Maine-eDNA / mednaTaxaRef

Development of an R toolset to generate reference databases for use in Maine-eDNA sequence analyses based on merging existing functionalities
2 stars 2 forks source link

Using resetz to fetch and build a refdb by domain #13

Open btupper opened 6 months ago

btupper commented 6 months ago

Catch-up notes... restez makes for easy (not faster) downloading and querying of NCBI databases. The author responded quickly to a pull request and the package seems actively maintained.

Fetching

It boils down to one command that takes a long time. It handles multiple tries (in case of network blip) and couldn't be easier to use.

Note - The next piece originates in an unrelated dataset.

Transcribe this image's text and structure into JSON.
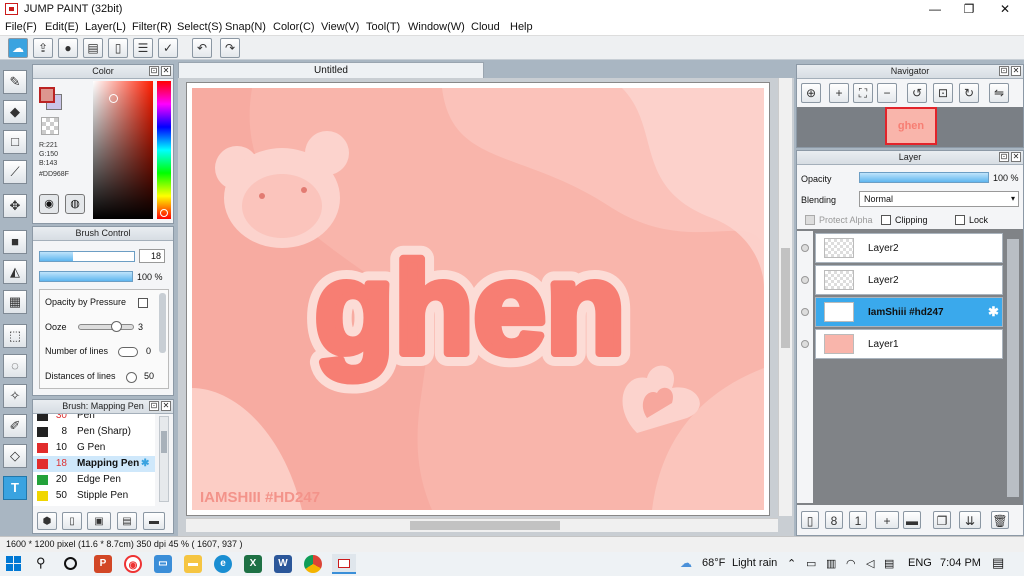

  db_path = file.path(restez_root, db)
  if (!dir.exists(db_path)) dir.create(db_path, recursive = TRUE)
  restez::restez_path_set(db_path)
  ok = try(restez::db_download(preselection = dbs[[db]], 
                               overwrite = overwrite, 
                               max_tries = max_tries))
  if (inherits(ok, "try_error")){
    charlier::error("unable to fetch the data")
    cat(ok, sep = "\n", file = logfile, append = TRUE)
  } else if (!ok){
    charlier::warning("unable to fetch the data")
  }
}

Building

Once the data are downloaded, then the database must be built. This actually requires a bit more effort to make sure that previous databases are intentionally deleted. This is a good defensive practice. We set the minimum length to 1 (must have one base pair) and the maximum to 2000.

restez_root = file.path(cfg$rootpath, cfg$name)
if (!dir.exists(restez_root)) ok = dir.create(restez_root, recursive = TRUE)
restez::restez_path_set(restez_root)
restez::db_delete()
restez::db_create(
  db_type = cfg$create$db_type,
  min_length = cfg$create$min_length,
  max_length = cfg$create$max_length)